Loin du débat d’idées
Tout le monde a compris que la campagne pour les élections présidentielles a commencé depuis déjà quelques mois. La vidéo de McFly et Carlito est donc un clip de campagne, sans doute pour Emmanuel Macron lui-même, à défaut pour le candidat qu’il choisira d’adouber. Certes, l’utilisation des moyens de l’État au profit d’un candidat est désormais totalement banale, mais doit-elle pour autant être considérée comme normale ? Une chose est sûre : ce mélange des genres ne bénéficie aucunement au débat d’idées. Mais d’ailleurs, est-il encore vraiment question de débat d’idées ?

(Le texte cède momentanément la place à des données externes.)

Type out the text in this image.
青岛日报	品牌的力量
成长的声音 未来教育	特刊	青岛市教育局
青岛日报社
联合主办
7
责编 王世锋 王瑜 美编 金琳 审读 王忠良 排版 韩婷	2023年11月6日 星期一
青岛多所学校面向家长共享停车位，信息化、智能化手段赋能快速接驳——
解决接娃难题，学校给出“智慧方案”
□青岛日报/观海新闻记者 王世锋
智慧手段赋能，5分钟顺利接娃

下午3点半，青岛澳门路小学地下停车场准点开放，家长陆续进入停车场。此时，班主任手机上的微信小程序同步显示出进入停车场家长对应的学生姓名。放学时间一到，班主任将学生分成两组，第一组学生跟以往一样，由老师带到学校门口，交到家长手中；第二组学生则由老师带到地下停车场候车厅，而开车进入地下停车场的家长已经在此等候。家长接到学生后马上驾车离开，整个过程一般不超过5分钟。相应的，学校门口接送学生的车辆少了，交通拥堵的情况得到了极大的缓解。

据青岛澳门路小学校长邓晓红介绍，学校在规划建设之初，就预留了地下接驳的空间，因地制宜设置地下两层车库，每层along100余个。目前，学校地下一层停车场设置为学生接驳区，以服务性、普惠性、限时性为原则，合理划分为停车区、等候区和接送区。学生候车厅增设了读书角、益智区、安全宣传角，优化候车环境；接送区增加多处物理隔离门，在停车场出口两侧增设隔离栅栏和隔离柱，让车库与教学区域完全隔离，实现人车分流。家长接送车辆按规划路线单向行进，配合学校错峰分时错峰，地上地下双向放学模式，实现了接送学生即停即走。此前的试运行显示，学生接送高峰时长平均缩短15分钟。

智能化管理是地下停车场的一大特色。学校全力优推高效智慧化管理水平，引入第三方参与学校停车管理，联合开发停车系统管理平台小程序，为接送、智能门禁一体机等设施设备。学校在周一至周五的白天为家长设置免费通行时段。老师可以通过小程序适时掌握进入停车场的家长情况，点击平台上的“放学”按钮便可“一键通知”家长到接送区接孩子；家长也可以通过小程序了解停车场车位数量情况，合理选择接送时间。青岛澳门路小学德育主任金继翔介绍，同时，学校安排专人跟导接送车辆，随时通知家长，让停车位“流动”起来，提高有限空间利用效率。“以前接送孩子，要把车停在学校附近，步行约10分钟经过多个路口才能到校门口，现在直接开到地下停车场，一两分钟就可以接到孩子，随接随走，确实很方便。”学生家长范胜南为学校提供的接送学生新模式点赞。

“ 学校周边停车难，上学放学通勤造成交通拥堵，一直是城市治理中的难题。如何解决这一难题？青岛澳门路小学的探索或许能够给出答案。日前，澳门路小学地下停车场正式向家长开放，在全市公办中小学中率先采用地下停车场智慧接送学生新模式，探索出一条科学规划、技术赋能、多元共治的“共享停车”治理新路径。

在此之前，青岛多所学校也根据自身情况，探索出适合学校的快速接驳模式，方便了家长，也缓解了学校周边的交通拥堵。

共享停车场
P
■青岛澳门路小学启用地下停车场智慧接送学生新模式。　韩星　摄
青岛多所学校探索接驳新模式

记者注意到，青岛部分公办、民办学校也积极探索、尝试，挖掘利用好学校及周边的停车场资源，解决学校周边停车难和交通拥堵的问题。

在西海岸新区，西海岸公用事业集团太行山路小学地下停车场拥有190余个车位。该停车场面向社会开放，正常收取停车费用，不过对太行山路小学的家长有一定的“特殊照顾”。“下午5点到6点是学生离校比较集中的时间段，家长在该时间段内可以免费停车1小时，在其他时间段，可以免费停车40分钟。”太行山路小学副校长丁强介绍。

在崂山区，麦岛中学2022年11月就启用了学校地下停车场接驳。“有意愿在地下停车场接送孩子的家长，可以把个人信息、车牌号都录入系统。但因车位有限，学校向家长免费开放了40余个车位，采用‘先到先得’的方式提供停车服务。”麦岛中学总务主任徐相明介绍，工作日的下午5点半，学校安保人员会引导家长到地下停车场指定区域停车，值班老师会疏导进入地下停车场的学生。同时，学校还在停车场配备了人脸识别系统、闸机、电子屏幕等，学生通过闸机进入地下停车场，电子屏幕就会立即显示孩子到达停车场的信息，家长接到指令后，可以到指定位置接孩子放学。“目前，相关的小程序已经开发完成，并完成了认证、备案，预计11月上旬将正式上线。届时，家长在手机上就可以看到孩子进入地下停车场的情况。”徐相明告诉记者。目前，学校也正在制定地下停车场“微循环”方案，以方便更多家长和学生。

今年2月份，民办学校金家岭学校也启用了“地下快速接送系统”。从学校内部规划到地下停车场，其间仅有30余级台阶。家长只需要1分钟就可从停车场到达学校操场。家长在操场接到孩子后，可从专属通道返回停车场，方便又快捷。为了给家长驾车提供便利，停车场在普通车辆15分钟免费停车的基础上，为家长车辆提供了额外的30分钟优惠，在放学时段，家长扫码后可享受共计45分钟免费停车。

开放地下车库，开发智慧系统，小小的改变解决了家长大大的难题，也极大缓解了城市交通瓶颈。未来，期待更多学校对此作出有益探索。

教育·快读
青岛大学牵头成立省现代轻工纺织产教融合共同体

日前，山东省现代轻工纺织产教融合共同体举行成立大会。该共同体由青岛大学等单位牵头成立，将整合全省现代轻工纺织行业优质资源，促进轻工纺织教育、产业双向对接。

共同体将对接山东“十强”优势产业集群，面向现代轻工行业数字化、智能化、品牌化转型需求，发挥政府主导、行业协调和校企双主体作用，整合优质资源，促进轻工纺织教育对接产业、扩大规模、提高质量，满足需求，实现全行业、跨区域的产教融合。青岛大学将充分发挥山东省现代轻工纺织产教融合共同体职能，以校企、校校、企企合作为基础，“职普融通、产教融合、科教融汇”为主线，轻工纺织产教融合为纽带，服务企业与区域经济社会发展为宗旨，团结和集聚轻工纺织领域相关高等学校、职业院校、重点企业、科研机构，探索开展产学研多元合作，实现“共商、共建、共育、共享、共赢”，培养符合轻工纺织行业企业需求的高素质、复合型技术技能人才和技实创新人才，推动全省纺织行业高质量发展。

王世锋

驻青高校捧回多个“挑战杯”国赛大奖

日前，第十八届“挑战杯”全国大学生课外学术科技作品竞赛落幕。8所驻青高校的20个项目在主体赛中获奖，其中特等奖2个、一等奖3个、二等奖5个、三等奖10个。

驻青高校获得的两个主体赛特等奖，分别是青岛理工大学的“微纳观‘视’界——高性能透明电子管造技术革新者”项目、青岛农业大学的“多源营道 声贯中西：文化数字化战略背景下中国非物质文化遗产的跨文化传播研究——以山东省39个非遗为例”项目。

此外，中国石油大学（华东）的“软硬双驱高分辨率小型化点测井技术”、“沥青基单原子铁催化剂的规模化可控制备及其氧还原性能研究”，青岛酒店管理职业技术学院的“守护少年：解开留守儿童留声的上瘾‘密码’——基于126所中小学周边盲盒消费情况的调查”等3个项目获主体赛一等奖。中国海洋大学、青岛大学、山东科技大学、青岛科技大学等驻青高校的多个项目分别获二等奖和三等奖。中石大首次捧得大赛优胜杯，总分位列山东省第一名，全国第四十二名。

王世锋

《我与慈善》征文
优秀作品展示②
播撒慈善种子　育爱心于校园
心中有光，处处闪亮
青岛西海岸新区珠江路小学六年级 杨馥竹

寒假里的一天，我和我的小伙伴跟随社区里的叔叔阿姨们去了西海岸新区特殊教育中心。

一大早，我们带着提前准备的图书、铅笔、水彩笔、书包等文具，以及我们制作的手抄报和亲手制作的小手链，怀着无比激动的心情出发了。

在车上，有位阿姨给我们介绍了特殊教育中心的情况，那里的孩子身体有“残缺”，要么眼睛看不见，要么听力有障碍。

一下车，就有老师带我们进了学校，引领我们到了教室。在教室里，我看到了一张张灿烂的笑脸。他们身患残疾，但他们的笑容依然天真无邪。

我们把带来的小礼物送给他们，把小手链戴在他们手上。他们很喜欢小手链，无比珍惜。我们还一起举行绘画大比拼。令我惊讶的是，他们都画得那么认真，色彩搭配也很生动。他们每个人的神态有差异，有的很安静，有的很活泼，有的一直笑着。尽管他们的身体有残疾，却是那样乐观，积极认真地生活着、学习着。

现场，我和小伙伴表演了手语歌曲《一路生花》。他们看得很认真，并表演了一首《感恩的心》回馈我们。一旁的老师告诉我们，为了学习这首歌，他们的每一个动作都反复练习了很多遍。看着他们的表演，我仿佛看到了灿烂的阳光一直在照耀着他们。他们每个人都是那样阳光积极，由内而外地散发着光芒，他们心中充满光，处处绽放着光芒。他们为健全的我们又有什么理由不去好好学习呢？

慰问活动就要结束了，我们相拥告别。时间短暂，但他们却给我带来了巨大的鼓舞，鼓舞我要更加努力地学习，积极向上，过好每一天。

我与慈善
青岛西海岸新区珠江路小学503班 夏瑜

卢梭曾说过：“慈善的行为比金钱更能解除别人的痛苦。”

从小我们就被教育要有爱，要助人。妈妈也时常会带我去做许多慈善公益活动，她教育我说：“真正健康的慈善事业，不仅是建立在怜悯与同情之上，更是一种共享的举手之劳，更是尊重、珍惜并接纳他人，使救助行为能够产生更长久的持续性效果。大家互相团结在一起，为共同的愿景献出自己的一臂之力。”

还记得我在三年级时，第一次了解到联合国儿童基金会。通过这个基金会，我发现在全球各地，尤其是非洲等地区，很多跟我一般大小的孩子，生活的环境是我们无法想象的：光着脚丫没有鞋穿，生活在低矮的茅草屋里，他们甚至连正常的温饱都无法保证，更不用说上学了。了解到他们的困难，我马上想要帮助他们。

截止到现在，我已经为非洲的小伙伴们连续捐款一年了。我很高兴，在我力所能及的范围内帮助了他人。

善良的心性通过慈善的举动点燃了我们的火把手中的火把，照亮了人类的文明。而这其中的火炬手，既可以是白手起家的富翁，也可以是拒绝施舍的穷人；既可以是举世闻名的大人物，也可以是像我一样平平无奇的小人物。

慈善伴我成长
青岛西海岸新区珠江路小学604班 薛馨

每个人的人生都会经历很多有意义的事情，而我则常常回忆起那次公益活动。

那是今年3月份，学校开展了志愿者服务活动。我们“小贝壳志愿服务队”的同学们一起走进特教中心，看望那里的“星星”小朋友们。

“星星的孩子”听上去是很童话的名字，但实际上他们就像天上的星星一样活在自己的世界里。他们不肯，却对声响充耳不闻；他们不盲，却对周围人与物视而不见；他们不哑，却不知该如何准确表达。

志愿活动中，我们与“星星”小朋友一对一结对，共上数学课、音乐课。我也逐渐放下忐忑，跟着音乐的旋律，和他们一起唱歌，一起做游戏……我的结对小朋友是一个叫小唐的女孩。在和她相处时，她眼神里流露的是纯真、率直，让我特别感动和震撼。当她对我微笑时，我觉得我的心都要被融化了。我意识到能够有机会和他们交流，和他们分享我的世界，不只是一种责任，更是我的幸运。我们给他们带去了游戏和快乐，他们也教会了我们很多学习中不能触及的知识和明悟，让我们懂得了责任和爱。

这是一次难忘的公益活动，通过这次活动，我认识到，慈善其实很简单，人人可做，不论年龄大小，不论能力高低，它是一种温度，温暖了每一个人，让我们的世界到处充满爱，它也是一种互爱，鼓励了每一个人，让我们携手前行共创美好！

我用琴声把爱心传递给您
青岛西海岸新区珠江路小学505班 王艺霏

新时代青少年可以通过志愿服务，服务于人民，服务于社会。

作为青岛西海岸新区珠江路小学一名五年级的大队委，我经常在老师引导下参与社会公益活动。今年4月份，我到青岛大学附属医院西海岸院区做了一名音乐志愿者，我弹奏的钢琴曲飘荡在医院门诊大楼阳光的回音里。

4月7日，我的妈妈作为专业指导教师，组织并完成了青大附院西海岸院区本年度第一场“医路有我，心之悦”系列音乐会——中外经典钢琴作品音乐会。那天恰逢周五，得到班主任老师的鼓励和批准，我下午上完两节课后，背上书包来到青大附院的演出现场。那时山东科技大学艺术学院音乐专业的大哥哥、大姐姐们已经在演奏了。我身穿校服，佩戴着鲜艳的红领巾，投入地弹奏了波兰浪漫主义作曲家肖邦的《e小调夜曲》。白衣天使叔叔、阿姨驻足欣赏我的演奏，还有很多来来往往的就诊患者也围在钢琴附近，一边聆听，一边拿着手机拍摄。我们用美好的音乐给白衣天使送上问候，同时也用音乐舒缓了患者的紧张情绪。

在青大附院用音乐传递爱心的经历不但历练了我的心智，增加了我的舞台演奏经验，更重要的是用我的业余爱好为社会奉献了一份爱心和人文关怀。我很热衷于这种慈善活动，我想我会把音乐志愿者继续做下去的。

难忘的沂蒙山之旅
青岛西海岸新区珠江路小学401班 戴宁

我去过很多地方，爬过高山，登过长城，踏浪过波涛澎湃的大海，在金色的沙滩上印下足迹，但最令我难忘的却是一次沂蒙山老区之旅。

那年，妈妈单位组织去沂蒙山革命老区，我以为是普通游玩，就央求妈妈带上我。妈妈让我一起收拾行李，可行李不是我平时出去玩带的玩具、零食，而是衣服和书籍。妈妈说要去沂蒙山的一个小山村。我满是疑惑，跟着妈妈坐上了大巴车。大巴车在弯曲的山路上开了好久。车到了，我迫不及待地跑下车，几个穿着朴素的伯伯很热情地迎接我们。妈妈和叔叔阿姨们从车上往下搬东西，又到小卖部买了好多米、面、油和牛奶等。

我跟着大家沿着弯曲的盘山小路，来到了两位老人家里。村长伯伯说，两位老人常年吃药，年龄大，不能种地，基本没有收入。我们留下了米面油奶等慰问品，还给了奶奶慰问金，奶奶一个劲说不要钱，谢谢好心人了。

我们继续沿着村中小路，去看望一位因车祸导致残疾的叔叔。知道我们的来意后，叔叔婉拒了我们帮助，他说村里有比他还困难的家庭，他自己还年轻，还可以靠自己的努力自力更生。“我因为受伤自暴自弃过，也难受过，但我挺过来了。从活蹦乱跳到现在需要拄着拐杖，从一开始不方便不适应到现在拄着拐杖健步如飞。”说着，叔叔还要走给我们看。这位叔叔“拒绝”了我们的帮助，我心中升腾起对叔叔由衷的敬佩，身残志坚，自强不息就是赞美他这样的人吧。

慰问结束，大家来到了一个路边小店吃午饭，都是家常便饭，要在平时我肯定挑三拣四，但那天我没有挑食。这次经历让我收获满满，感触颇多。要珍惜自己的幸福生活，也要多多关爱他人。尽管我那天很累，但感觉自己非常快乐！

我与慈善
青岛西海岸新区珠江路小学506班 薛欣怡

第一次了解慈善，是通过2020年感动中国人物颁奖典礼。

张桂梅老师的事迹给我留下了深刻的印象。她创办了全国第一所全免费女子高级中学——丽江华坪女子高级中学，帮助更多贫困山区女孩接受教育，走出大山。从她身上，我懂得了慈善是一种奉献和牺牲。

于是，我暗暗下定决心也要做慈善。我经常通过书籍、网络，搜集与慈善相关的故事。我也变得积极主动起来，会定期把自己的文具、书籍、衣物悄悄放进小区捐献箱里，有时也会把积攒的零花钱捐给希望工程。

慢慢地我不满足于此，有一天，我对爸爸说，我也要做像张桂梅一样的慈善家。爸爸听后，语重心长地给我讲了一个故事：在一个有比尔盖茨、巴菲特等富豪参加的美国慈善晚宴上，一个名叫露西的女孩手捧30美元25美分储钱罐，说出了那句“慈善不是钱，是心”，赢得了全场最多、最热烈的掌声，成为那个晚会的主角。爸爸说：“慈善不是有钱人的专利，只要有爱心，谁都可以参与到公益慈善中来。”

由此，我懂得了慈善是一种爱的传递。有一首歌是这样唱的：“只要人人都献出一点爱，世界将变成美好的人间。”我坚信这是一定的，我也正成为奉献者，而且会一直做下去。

Car enfin ! Lorsque Marlène Schiappa suggère Cyril Hanouna pour animer le débat de l’entre-deux-tours, on est au stade ultime de la politique-spectacle. Le buzz plutôt que la réflexion, le nombre de likes attendus plutôt que la compétence, la télé-réalité plutôt que la démocratie réelle : si l’objectif était de permettre au citoyen de faire un choix lucide dans les meilleures conditions possibles, la ministre proposerait Christine Kelly ou Sonia Mabrouk.
Que faut-il en comprendre ? Est-ce que LREM cible ainsi son public, ce qui serait révélateur d’une certaine orientation politique ? Même pas. Segmentation en slogans ciblés et contradictions permanentes : le « en même temps » n’est pas la volonté de dépasser les clivages, mais un vulgaire aveu marketing en phase avec la vision de la France comme d’un patchwork de parts de marché, France morcelée, communautarisée, multiculturelle. « Il n’y a pas une culture française, il y a une culture en France et elle est diverse », on connaît la chanson, c’est celle des Bleus version Youssoupha et elle est nettement moins sympathique que les quelques notes de Marseillaise métal d’Ultra Vomit. À part peut-être le projet d’américanisation à marche forcée de la société française et donc sa fragmentation, LREM n’a pas plus de convictions ni de colonne vertébrale idéologique que la division marketing d’une multinationale.
Tout le pays commence enfin à comprendre l’impérieuse urgence de réaffirmer les principes sur lesquels nous ne transigerons pas, d’exiger l’assimilation, de rétablir l’autorité, d’inspirer à nos enfants le désir non de la seule popularité mais plutôt de l’excellence. Tout le pays constate l’évidence d’un divorce total entre les forces de l’ordre et l’institution judiciaire, et on évoque de plus en plus et de plus en plus sérieusement un risque de guerre civile. Mais le « président probable candidat », lui, n’a qu’une seule priorité et qu’un seul message à faire passer : « McRon, votez comme vous êtes. » ■
« Exiger l’assimilation »? Mais il ne suffit pas de l’exiger pour l’obtenir. Et si on ne l’obtient pas, que fait-on?
L’assimilation, faut-il encore qu’on la souhaite, qu’on l’accepte, avant même de l’exiger. Dans ce dernier cas, si on ne l’obtient pas, on vire les concernés, et si c’est difficile au moins on leur coupe les vivres, les avantages et tout. Nous ne sommes pas un moulin. Ou : nous devons cesser de l’être.